French prosecutors probe anti-Semitic tweets targeting Miss France runner-up
Contestant April Benayoum, who became subject of hate messages after revealing her father is Israeli, deplores that ‘this kind of thing still goes on in 2020’
PARIS, France — French prosecutors on Monday opened an investigation into a torrent of anti-Semitic social media messages aimed at the runner-up in the latest Miss France competition.
April Benayoum, 21, who holds the title of Miss Provence and competed for the national crown on Saturday, was the subject of hate messages after she said at the event that her father is of Israeli origin.
The insults, one of which read “Hitler forgot about this one” and another “Don’t vote for a Jew,” drew instant condemnation from politicians and associations.
“I am deeply shocked by the flood of anti-Semitic insults against Miss Provence,” Interior Minister Gerald Darmanin said. “We will not let this stand. Shame on the authors.”
Paris prosecutors said Monday that they were investigating the messages for “racist insults” and “instigation of race hatred.”
The Miss France contest “is not an anti-Semitic competition,” said his deputy, Marlene Schiappa.
The International League against Racism and Anti-Semitism (Licra) said the messages had turned Twitter “into an anti-Semitic cesspool” and called on internet users to report the offending content with a view to launching a class action suit.
The contest organizers also condemned the attacks, as did the competition’s winner, Amandine Petit from Normandy in northwestern France, who called the social media messages “inappropriate” and “extremely disappointing.”
Benayoum herself deplored “that this kind of thing still goes on in 2020,” telling La Provence newspaper that “France is a cosmopolitan country, the Miss contestants come from different backgrounds, different cultures, different regions, and that’s what’s great about this competition.”
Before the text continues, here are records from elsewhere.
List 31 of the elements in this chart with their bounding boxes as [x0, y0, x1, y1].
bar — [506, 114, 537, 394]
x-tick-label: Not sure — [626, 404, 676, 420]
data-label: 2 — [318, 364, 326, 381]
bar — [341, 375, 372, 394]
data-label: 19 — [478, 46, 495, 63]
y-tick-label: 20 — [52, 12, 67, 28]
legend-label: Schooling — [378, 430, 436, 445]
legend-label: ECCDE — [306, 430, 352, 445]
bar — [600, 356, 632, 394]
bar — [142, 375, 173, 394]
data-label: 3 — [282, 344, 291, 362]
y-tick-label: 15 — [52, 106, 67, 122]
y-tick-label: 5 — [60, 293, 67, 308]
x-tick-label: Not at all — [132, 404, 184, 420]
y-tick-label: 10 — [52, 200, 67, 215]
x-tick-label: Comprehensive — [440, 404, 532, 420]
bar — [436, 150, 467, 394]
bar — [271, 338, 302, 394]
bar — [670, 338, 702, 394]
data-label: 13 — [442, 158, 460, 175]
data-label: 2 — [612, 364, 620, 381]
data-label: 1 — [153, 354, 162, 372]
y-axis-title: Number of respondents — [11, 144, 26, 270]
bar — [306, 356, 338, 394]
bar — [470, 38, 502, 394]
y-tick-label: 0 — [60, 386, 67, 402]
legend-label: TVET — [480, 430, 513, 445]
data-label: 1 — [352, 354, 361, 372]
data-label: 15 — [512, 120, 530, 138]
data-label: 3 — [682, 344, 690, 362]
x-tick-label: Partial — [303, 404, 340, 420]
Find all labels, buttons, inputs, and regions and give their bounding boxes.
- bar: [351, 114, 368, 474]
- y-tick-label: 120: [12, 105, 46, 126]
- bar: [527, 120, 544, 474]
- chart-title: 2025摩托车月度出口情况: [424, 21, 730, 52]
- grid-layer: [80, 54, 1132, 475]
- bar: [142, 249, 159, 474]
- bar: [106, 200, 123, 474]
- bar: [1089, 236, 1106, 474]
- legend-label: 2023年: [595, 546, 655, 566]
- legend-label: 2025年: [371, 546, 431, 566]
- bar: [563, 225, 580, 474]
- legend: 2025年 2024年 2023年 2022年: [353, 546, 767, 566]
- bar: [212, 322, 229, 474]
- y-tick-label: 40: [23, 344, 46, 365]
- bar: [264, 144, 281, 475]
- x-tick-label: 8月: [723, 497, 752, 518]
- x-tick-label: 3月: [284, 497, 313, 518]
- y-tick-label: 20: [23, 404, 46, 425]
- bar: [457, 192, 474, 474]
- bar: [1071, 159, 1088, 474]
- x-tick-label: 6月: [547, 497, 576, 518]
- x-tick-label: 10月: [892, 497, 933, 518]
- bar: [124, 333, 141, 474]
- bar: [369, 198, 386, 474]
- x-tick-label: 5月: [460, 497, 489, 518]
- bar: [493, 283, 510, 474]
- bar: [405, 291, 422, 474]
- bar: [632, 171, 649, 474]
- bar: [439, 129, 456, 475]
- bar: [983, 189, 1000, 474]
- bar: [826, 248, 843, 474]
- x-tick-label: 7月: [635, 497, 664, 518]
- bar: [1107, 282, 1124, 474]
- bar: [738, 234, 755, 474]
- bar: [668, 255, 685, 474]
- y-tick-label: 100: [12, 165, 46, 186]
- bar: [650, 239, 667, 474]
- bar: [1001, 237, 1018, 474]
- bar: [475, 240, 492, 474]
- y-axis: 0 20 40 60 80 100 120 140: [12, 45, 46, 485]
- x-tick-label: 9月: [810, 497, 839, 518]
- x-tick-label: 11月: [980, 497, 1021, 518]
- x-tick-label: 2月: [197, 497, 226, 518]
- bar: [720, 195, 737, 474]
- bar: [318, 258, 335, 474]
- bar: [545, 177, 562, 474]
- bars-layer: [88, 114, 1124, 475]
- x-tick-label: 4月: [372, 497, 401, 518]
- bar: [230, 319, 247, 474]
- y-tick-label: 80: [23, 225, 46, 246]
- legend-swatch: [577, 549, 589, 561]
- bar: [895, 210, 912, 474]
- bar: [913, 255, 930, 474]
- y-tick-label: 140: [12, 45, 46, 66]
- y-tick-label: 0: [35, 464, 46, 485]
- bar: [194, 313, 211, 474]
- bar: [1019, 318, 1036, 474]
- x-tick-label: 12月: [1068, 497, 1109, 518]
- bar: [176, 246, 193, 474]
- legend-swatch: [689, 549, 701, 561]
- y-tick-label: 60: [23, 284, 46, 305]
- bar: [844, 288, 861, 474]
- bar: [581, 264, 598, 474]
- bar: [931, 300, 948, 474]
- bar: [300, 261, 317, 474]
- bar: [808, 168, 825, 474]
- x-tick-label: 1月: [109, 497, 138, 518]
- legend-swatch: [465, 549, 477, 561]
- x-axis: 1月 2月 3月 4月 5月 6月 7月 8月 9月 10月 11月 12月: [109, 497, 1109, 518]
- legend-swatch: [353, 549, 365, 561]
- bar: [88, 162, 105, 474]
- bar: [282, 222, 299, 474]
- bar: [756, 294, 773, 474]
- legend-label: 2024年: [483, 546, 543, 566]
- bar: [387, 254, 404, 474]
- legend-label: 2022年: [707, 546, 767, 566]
EU internal market commissioner Thierry Breton said Twitter and other social media platforms would have to move quicker to remove hate speech under a new Digital Services Act proposed for the bloc this month.
“What we’re proposing is to confirm that platforms give themselves the means to respond instantly to demands from the authorities when offenses like this occur,” Breton told BFM television on Sunday in response to the Miss France messages late Sunday.
France, which has the biggest Jewish population in Europe, has seen an increase in anti-Semitic vandalism and hate speech that President Emmanuel Macron has called “unacceptable.”
In 2018, the number of anti-Jewish offenses reported to police surged by 74 percent after two years of declines, according to the interior ministry.